The Gard department has four officially labelled ‘Most Beautiful Villages of France’, and charming Lussan is one of them. Situated on a limestone rock, the village overlooks plains of low, scrubby vegetation, called ‘garrigue’, that is typical to the Gard and the South of France. The first settlement of Lussan dates back to the Gallo-Roman Period. And if you take into account the largest menhir in Languedoc- “La Pierre Plantée”- the history of the village goes even further back.
Château de Lussan
Most villages that wear the ‘Plus Beaux Village de France’ label attract crowds of tourists, especially during the summer months. I visited Lussan last August and was surprised to see only a few visitors. I thought it was positive to see that Lussan has kept a laid-back, arty character. With around 500 inhabitants, it is a rather sleepy village.
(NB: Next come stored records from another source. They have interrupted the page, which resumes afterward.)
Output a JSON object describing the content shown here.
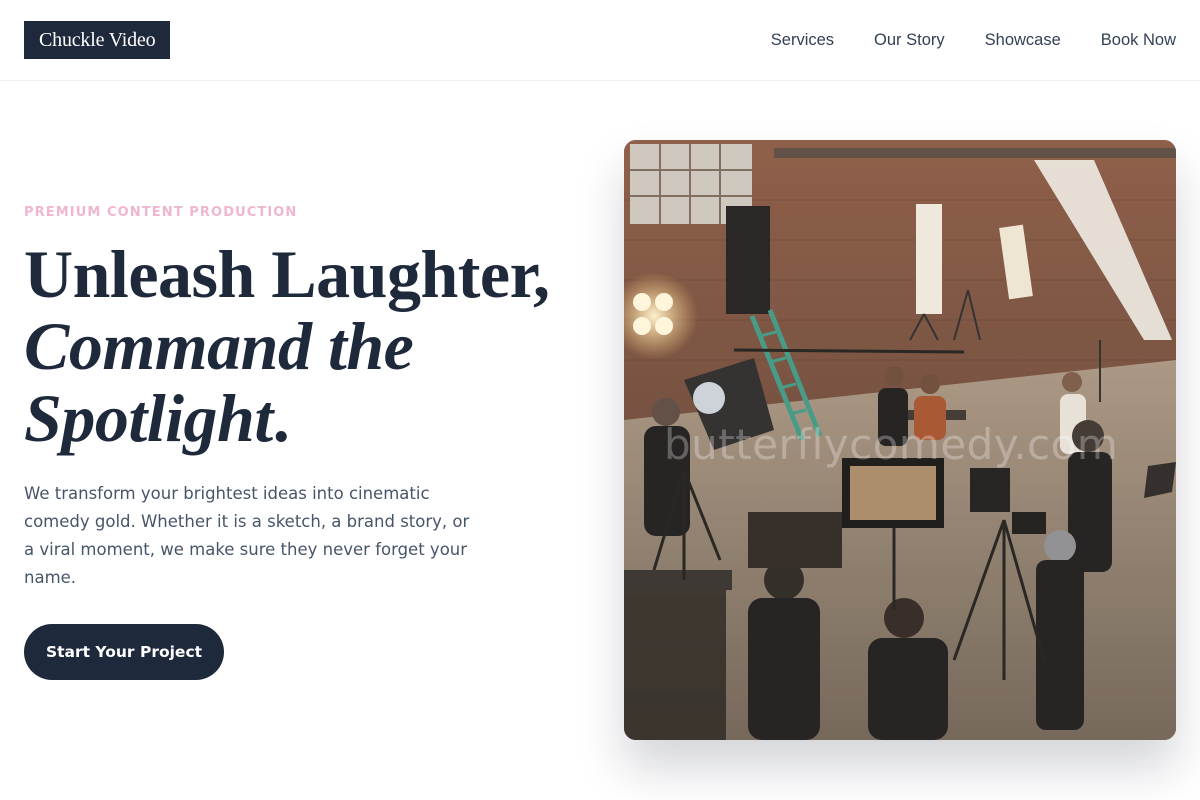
{
  "header": {
    "logo": "Chuckle Video",
    "nav": [
      {
        "label": "Services"
      },
      {
        "label": "Our Story"
      },
      {
        "label": "Showcase"
      },
      {
        "label": "Book Now"
      }
    ]
  },
  "hero": {
    "eyebrow": "PREMIUM CONTENT PRODUCTION",
    "headline_line1": "Unleash Laughter,",
    "headline_line2": "Command the",
    "headline_line3_italic": "Spotlight",
    "headline_line3_end": ".",
    "lead": "We transform your brightest ideas into cinematic comedy gold. Whether it is a sketch, a brand story, or a viral moment, we make sure they never forget your name.",
    "cta_label": "Start Your Project",
    "image_watermark": "butterflycomedy.com"
  },
  "colors": {
    "primary": "#1e293b",
    "accent_pink": "#f0b6cf",
    "body_text": "#475569"
  }
}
Nothing like the Middle Ages, when the village prospered. As a result, a castle was built there in the 12th century. Unfortunately, it has been destroyed over time. In the 15th century, the mighty Audibert family built another castle, which has stood the test of time. It now hosts the Mairie of Lussan, quite a cool location for a town hall! You can enter part of it during the public opening hours to see the painted ceiling beams on the first floor.
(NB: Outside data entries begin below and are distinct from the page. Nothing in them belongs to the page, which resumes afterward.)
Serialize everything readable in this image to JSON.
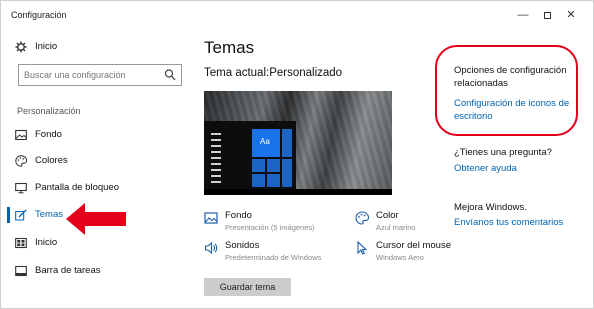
{
  "window": {
    "title": "Configuración",
    "min_glyph": "—",
    "close_glyph": "✕"
  },
  "sidebar": {
    "home_label": "Inicio",
    "search_placeholder": "Buscar una configuración",
    "section_label": "Personalización",
    "items": [
      {
        "label": "Fondo",
        "icon": "image-icon"
      },
      {
        "label": "Colores",
        "icon": "palette-icon"
      },
      {
        "label": "Pantalla de bloqueo",
        "icon": "monitor-icon"
      },
      {
        "label": "Temas",
        "icon": "brush-icon",
        "active": true
      },
      {
        "label": "Inicio",
        "icon": "start-grid-icon"
      },
      {
        "label": "Barra de tareas",
        "icon": "taskbar-icon"
      }
    ]
  },
  "main": {
    "title": "Temas",
    "current_theme": "Tema actual:Personalizado",
    "preview_tile_label": "Aa",
    "settings": [
      {
        "title": "Fondo",
        "subtitle": "Presentación (5 imágenes)",
        "icon": "image-icon"
      },
      {
        "title": "Color",
        "subtitle": "Azul marino",
        "icon": "palette-icon"
      },
      {
        "title": "Sonidos",
        "subtitle": "Predeterminado de Windows",
        "icon": "speaker-icon"
      },
      {
        "title": "Cursor del mouse",
        "subtitle": "Windows Aero",
        "icon": "cursor-icon"
      }
    ],
    "save_button": "Guardar tema"
  },
  "related": {
    "title": "Opciones de configuración relacionadas",
    "link": "Configuración de iconos de escritorio"
  },
  "help": {
    "question": "¿Tienes una pregunta?",
    "link": "Obtener ayuda"
  },
  "feedback": {
    "title": "Mejora Windows.",
    "link": "Envíanos tus comentarios"
  },
  "colors": {
    "accent": "#0063b1",
    "annotation_red": "#e4001b"
  }
}
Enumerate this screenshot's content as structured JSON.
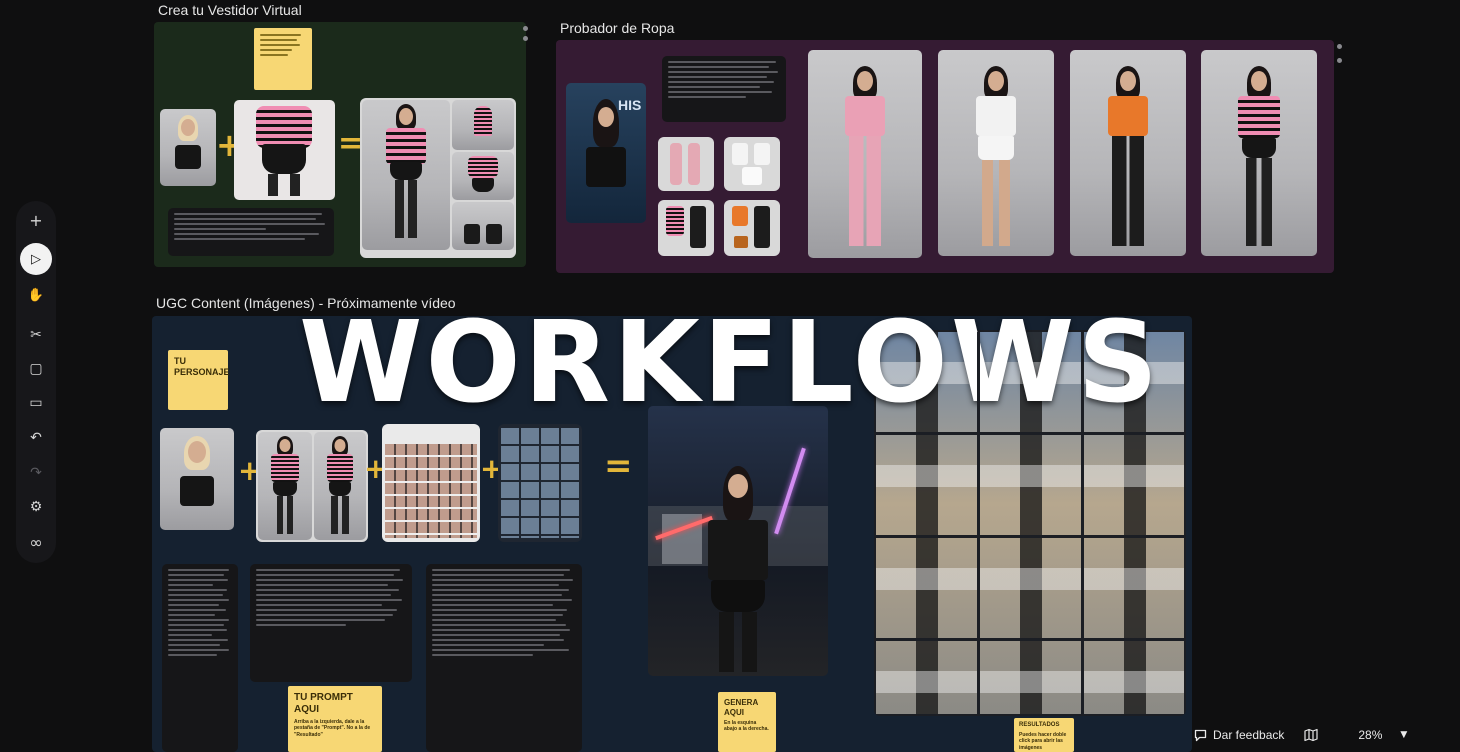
{
  "canvas": {
    "background": "#0f0f10",
    "overlay_title": "WORKFLOWS"
  },
  "groups": [
    {
      "title": "Crea tu Vestidor Virtual",
      "color": "#1b2a1b"
    },
    {
      "title": "Probador de Ropa",
      "color": "#351b33"
    },
    {
      "title": "UGC Content (Imágenes) - Próximamente vídeo",
      "color": "#152130"
    }
  ],
  "notes": {
    "personaje": "TU PERSONAJE",
    "prompt_title": "TU PROMPT AQUI",
    "prompt_body": "Arriba a la izquierda, dale a la pestaña de \"Prompt\". No a la de \"Resultado\"",
    "genera_title": "GENERA AQUI",
    "genera_body": "En la esquina abajo a la derecha.",
    "resultados_title": "RESULTADOS",
    "resultados_body": "Puedes hacer doble click para abrir las imágenes"
  },
  "operators": {
    "plus": "+",
    "equals": "="
  },
  "toolbar": {
    "items": [
      {
        "name": "add",
        "icon": "plus-icon",
        "glyph": "+"
      },
      {
        "name": "select",
        "icon": "cursor-icon",
        "glyph": "▷",
        "active": true
      },
      {
        "name": "pan",
        "icon": "hand-icon",
        "glyph": "✋"
      },
      {
        "name": "cut",
        "icon": "scissors-icon",
        "glyph": "✂"
      },
      {
        "name": "sticky-note",
        "icon": "note-icon",
        "glyph": "▢"
      },
      {
        "name": "comment",
        "icon": "comment-icon",
        "glyph": "▭"
      },
      {
        "name": "undo",
        "icon": "undo-icon",
        "glyph": "↶"
      },
      {
        "name": "redo",
        "icon": "redo-icon",
        "glyph": "↷"
      },
      {
        "name": "settings",
        "icon": "gear-icon",
        "glyph": "⚙"
      },
      {
        "name": "link",
        "icon": "link-icon",
        "glyph": "∞"
      }
    ]
  },
  "bottom_bar": {
    "feedback_label": "Dar feedback",
    "zoom": "28%"
  },
  "colors": {
    "accent_yellow": "#e2b63a",
    "note_yellow": "#f7d774",
    "pink": "#f08db3",
    "orange": "#e8782a"
  }
}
From the Château de Lussan, I started my discovery tour at the Place des Marronniers, with- indeed- chestnut trees surrounding this square. The laughter of playing children mingling with the ticking sound of petanque balls gently hitting each other brought me back to the France of my childhood holiday memories. You’ll find the ‘Auberge des Marronniers’ at one end of the square, both a hotel and restaurant. Continuing my way, I walked past the church and a lovely gastronomic brasserie (Le Bistrot de Lussan). From an open door, I had a glimpse of a performance held in the garden of the community bar Le Jardin de Lussan. A bit further, some artfully trimmed boxwood peeked over a stone wall. They are part of the private garden ‘Les Buis de Lussan’. But if you want to have a look, you can book a night at their Bed & Breakfast.
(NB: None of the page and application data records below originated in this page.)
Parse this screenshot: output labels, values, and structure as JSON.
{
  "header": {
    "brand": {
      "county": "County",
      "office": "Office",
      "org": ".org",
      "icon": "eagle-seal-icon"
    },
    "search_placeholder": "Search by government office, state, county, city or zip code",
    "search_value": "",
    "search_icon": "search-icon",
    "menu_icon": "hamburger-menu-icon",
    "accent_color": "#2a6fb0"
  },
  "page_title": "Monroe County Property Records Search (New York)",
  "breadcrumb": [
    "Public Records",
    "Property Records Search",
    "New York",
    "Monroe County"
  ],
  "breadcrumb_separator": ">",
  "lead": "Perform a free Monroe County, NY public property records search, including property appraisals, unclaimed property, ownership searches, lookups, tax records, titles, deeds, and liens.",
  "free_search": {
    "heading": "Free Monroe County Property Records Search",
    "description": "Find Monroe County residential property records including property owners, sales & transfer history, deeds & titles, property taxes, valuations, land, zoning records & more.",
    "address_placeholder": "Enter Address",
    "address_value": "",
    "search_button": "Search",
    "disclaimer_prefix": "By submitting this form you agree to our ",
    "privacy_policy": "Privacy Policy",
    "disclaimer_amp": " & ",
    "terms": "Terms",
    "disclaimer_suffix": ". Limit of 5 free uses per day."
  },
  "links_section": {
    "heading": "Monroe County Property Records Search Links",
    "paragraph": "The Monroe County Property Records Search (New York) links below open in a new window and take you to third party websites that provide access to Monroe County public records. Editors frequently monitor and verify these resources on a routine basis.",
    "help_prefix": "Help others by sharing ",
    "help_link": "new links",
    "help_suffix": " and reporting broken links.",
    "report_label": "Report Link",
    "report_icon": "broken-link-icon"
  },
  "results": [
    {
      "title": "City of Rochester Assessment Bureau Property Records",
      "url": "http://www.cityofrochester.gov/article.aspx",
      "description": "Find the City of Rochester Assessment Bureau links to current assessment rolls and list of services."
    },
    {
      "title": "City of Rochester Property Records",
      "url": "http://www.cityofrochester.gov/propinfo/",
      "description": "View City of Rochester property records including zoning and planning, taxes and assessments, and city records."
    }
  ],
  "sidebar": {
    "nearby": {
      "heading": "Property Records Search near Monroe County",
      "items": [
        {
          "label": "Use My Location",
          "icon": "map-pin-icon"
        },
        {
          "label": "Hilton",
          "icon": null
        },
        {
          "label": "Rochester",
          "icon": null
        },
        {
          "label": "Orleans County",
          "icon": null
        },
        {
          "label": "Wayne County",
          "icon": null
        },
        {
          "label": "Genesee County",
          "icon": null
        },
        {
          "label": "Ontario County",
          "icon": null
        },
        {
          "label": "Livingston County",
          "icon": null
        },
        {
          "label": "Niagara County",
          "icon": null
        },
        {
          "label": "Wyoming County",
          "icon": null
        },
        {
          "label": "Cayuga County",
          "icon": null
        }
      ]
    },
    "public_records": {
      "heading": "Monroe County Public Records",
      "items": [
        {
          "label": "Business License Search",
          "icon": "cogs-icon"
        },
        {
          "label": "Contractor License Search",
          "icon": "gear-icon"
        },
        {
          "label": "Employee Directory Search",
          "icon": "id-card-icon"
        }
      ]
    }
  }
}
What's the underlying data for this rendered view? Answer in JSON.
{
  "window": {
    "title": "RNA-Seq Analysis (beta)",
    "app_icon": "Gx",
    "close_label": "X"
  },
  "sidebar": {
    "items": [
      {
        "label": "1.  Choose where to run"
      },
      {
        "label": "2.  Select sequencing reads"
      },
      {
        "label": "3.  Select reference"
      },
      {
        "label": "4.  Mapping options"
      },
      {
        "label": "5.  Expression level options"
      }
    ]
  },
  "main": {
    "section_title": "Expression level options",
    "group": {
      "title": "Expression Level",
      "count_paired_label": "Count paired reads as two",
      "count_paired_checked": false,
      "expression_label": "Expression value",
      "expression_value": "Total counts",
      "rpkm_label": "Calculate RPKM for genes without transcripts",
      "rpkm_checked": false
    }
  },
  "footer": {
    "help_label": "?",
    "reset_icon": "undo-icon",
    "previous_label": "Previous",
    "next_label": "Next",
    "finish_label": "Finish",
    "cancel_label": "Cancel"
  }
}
On the corner of the Rue de la Filature, I came across a big building covered with ivy: La Filature Roux. A sign explained that it used to be a spinning mill, called a ‘filature’ in French. Three of them still are in Lussan, although now serving as private residences. You can see Lussan’s first spinning mill- la filature Chastanier- at the Rue Tour des Remparts. It was built by Jean Baptiste Chastanier in 1825. All three spinning mills used to produce silk, getting the necessary silkworm cocoons from local breeders. At the time, they bred silkworms- magnans- under the roofs of houses- the so-called ‘magnaneries’. Besides silk, forgery was an important part of the village as well. At the entrance of Lussan, you will find Lussan’s former blacksmith, brought back to life in 2008 to show artistic ironwork. And Lussan is where the famous ceramic guinea fowls are made!
Tour de Remparts
Following the Rue de la Ritournelle lead me to the ramparts. You can follow this Rue Tour des Remparts and completely walk around Lussan. From the Place du Verger, you can see another castle built by the Audibert family in the 16th century: Château de Fan. Walking back to the Château de Lussan, I stopped at the lever pump ‘La Fontasse’. This fountain from the 19th century was created to pump water for the livestock from a tank below the ramparts. This tank, carved into the rocks, could stock 800 cubes of water. A welcome reserve during the hot summer months! From here, you will have a magnificent panorama of the Cévennes if the weather is clear. You might even spot Mont Ventoux in the distance! In the end, Lussan isn’t so sleepy after all. You just have to make an effort to discover it.